The median intragastric pH of the ESCC group was 4.7 (2.3-6.4), implying hypochlorhydria in this patient group. The numbers of total reflux and NAR episodes in the ESCC group were significantly higher than those in the non-ESCC group (56 (43-87) vs. 35.5 (18-47), P=0.016 for total reflux and 46.5 (32-84) vs. 24.5 (8-37), P=0.012 for NAR), whereas the numbers of AR were similar in both groups.

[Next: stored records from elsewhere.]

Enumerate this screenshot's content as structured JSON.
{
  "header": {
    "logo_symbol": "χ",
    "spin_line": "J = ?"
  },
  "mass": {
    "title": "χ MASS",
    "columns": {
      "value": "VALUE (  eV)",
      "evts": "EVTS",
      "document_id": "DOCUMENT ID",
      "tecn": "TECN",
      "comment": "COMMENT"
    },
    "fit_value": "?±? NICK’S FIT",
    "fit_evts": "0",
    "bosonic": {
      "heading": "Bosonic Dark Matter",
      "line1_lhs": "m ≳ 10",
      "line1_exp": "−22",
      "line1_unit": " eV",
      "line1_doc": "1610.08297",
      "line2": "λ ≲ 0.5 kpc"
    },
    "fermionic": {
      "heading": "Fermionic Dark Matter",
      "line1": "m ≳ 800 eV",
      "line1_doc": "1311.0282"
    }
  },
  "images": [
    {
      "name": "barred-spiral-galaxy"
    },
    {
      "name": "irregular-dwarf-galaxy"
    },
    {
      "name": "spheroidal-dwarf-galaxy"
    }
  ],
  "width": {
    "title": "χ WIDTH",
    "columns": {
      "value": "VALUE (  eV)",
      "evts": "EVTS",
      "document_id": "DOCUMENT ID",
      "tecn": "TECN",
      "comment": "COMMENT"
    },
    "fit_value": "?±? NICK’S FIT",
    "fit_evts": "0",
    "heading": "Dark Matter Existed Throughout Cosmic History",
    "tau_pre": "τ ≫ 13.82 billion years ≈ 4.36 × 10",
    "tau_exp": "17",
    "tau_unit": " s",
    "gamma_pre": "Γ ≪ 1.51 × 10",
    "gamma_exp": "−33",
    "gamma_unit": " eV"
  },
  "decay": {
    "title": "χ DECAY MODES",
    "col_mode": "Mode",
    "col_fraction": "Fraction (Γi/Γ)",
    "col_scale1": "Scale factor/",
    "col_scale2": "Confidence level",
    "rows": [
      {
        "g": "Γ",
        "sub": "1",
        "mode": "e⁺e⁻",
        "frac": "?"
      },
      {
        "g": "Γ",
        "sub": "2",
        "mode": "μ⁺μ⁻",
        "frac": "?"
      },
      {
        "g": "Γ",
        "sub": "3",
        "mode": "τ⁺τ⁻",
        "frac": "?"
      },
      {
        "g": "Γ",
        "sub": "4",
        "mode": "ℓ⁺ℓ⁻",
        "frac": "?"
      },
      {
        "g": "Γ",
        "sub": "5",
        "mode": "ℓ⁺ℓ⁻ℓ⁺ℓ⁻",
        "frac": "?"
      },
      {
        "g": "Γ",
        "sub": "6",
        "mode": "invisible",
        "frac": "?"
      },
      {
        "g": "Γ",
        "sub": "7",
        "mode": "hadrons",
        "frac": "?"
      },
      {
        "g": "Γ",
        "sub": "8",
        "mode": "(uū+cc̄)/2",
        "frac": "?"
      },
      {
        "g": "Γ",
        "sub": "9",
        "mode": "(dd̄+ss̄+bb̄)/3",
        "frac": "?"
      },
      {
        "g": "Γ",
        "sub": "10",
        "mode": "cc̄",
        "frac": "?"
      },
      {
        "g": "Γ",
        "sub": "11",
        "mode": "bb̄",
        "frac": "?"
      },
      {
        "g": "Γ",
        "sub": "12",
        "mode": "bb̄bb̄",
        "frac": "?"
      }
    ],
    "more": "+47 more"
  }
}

In addition, there was significance in the category of percentage time of bolus reflux episodes.

CONCLUSIONS

Using MII-pH monitoring, we revealed the clinical significance of GER, especially NAR, in ESCCs. NAR may be a key factor in the link between gastric atrophy and ESCCs.

摘要

目的

最近的研究一致表明,胃萎缩与食管鳞状细胞癌(ESCC)之间存在显著关联。然而,导致这种关联的因果因素仍需阐明。多通道腔内阻抗监测联合 pH 传感器(MII-pH)是一种可靠的技术,可以评估胃食管反流(GER)事件,而与酸度无关。我们使用 MII-pH 研究 GER 在 ESCC 发病机制中的潜在作用。

方法

从 2008 年 8 月至 2010 年 5 月,连续纳入 14 例患有浅表性 ESCC(ESCC 组)的住院患者和 14 例年龄和性别匹配的无任何食管发育不良病变的住院患者(非 ESCC 组)。在标准住院条件下进行 24 小时便携式 MII-pH 监测。MII-pH 数据用于识别酸反流(AR:反流事件期间 pH 值下降至 4.0 以下)和非酸反流(NAR:反流事件期间 pH 值上升至 4.0 以上)。

结果

ESCC 组的胃内 pH 值中位数为 4.7(2.3-6.4),表明该患者组存在低胃酸。ESCC 组的总反流和 NAR 事件数明显高于非 ESCC 组(56(43-87)比 35.5(18-47),P=0.016 用于总反流和 46.5(32-84)比 24.5(8-37),P=0.012 用于 NAR),而两组的 AR 数量相似。此外,在食团反流事件百分比时间的分类中也存在差异。

结论

使用 MII-pH 监测,我们揭示了 GER,特别是 NAR,在 ESCC 中的临床意义。NAR 可能是胃萎缩与 ESCC 之间联系的关键因素。